I suggest that the answer is a.length / 2. Half of the length of the array (rounded down if the length was odd). You can pair the numbers any way you like. For non-negative a and b if a * 2 < b, just swap a and b and you will have a * 2 >= b. So since it takes two numbers to make a pair, you can always form precisely as many pairs as half of the length of the array.

Example (from the comments): [1, 2, 2, 2]. Length is 4, half of the length is 2, so there should be 2 pairs.
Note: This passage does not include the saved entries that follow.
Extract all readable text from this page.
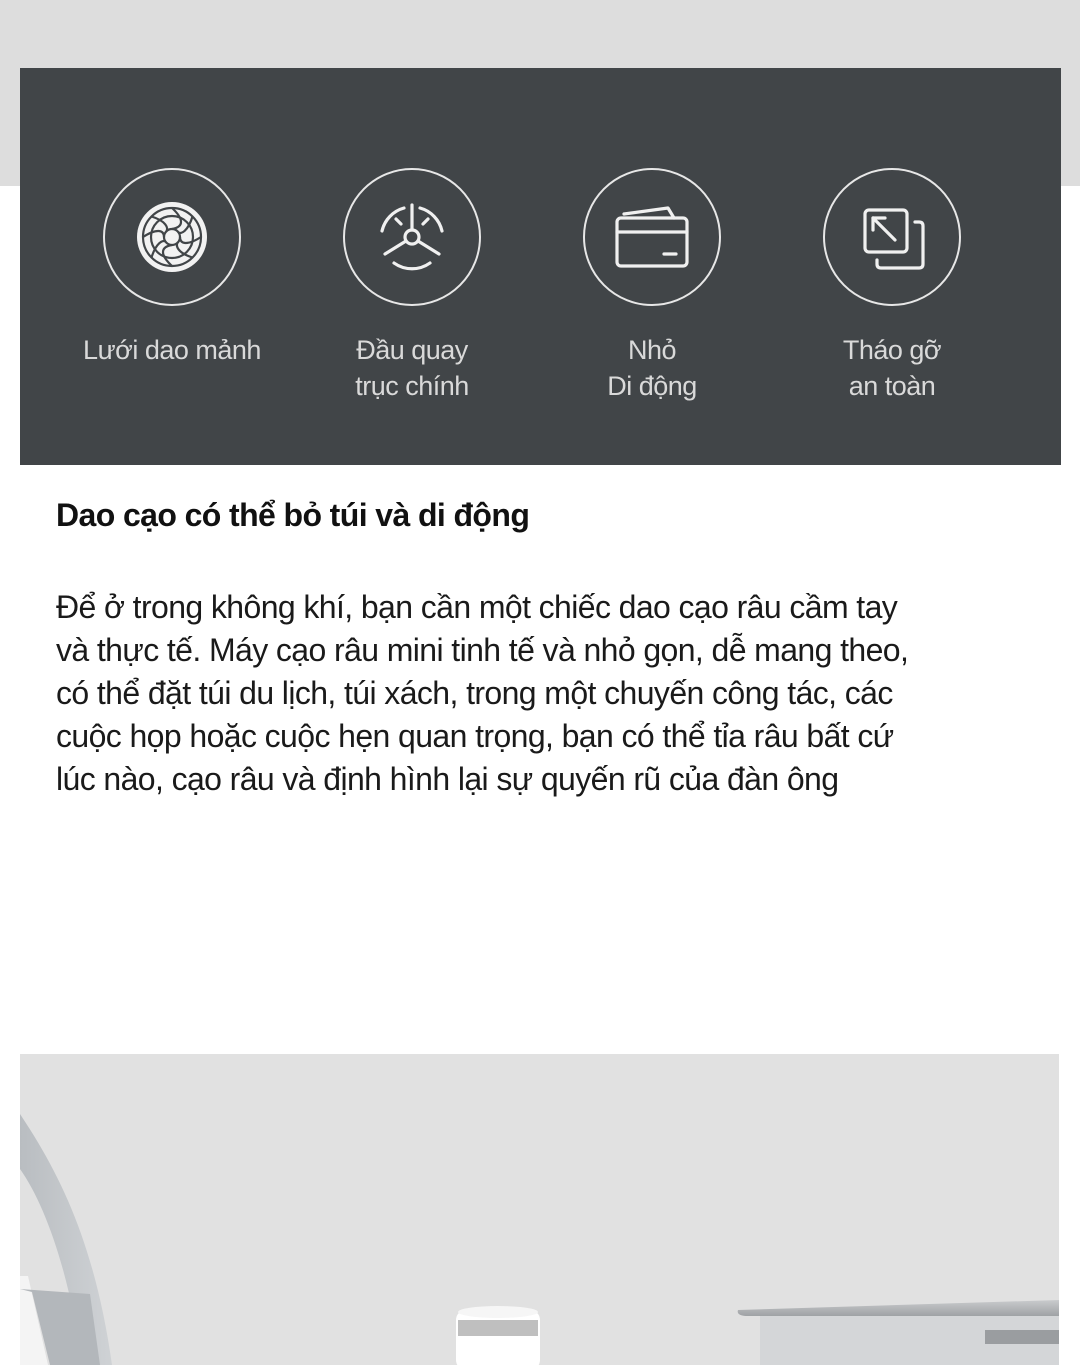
Lưới dao mảnh	Đầu quay
trục chính
Nhỏ
Di động
Tháo gỡ
an toàn
Dao cạo có thể bỏ túi và di động

Để ở trong không khí, bạn cần một chiếc dao cạo râu cầm tay
và thực tế. Máy cạo râu mini tinh tế và nhỏ gọn, dễ mang theo,
có thể đặt túi du lịch, túi xách, trong một chuyến công tác, các
cuộc họp hoặc cuộc hẹn quan trọng, bạn có thể tỉa râu bất cứ
lúc nào, cạo râu và định hình lại sự quyến rũ của đàn ông
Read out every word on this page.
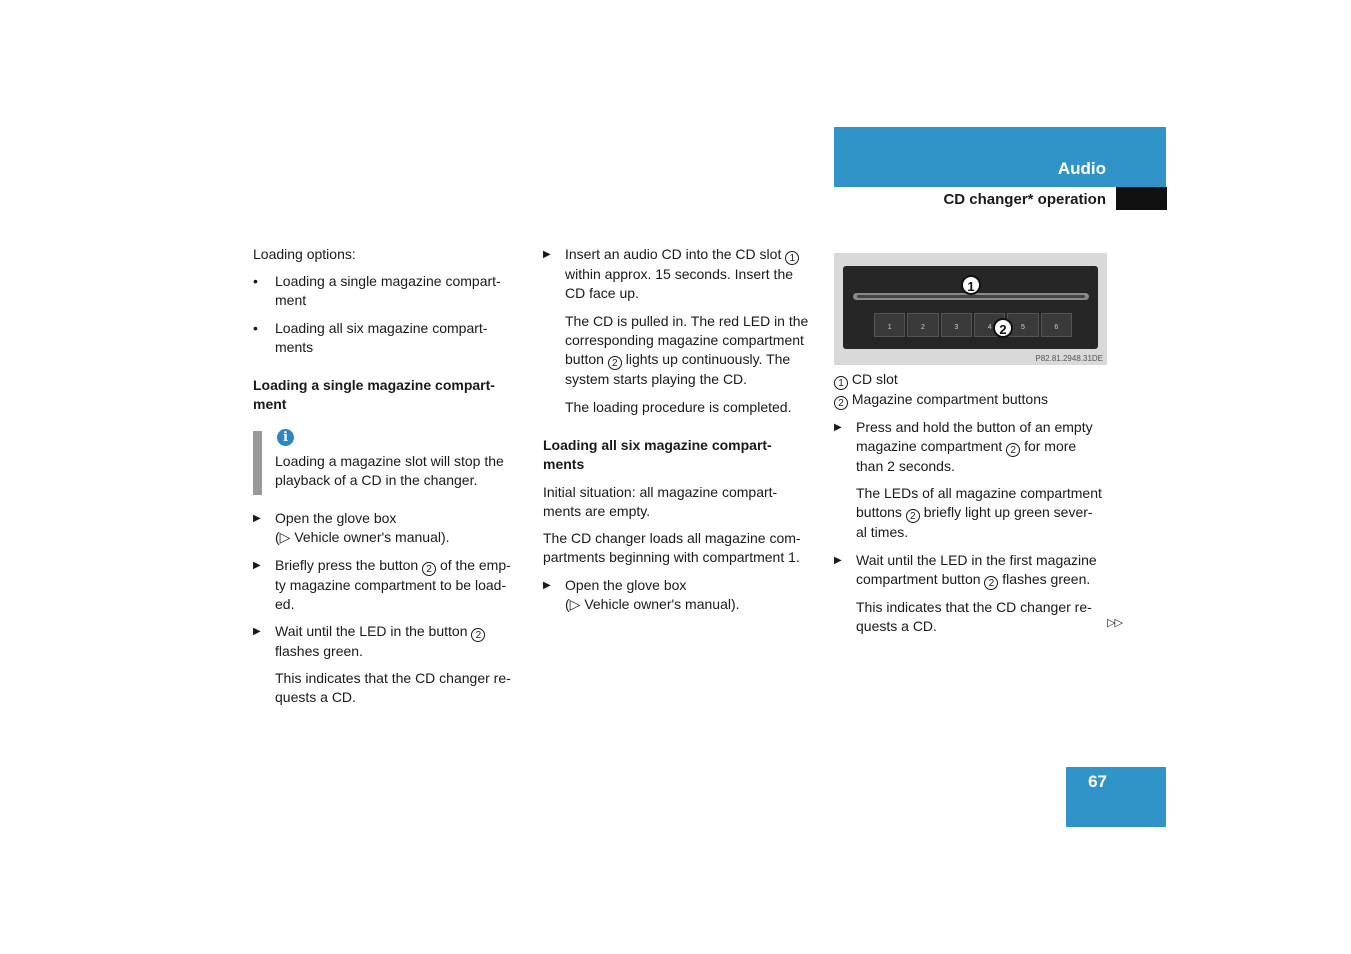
Audio
CD changer* operation

Loading options:

• Loading a single magazine compart-
ment
• Loading all six magazine compart-
ments
Loading a single magazine compart-
ment
i
Loading a magazine slot will stop the
playback of a CD in the changer.
▶ Open the glove box
(▷ Vehicle owner's manual).
▶ Briefly press the button 2 of the emp-
ty magazine compartment to be load-
ed.
▶ Wait until the LED in the button 2
flashes green.
This indicates that the CD changer re-
quests a CD.
▶ Insert an audio CD into the CD slot 1
within approx. 15 seconds. Insert the
CD face up.
The CD is pulled in. The red LED in the
corresponding magazine compartment
button 2 lights up continuously. The
system starts playing the CD.
The loading procedure is completed.
Loading all six magazine compart-
ments
Initial situation: all magazine compart-
ments are empty.
The CD changer loads all magazine com-
partments beginning with compartment 1.
▶ Open the glove box
(▷ Vehicle owner's manual).
1	2	3	4	5	6
1
2
P82.81.2948.31DE
1 CD slot
2 Magazine compartment buttons
▶ Press and hold the button of an empty
magazine compartment 2 for more
than 2 seconds.
The LEDs of all magazine compartment
buttons 2 briefly light up green sever-
al times.
▶ Wait until the LED in the first magazine
compartment button 2 flashes green.
This indicates that the CD changer re-
quests a CD.	▷▷
67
Let’s check: (1, 2) is a nice pair because 1 * 2 >= 2. (2, 2) is another nice pair since 2 * 2 >= 2. In this case we didn’t even need any swapping (on the other hand the same pairs would have worked with swapping too: 2 * 2 >= 1 and 2 * 2 >= 2).

It will not always work if the array may contain negative numbers. So you may want to add a validation of the array that checks that it doesn’t.

What went wrong in your solution?

Your recursive algorithm is wrong. Say the array is [2, 3, 7, 9]. Clearly (2, 3) and (7, 9) are nice pairs, so there are two pairs here. The way you describe your algorithm, since (2, 9) is not a valid pair, you discard at least one of 2 and 9, leaving no chance of forming two pairs from the remaining numbers.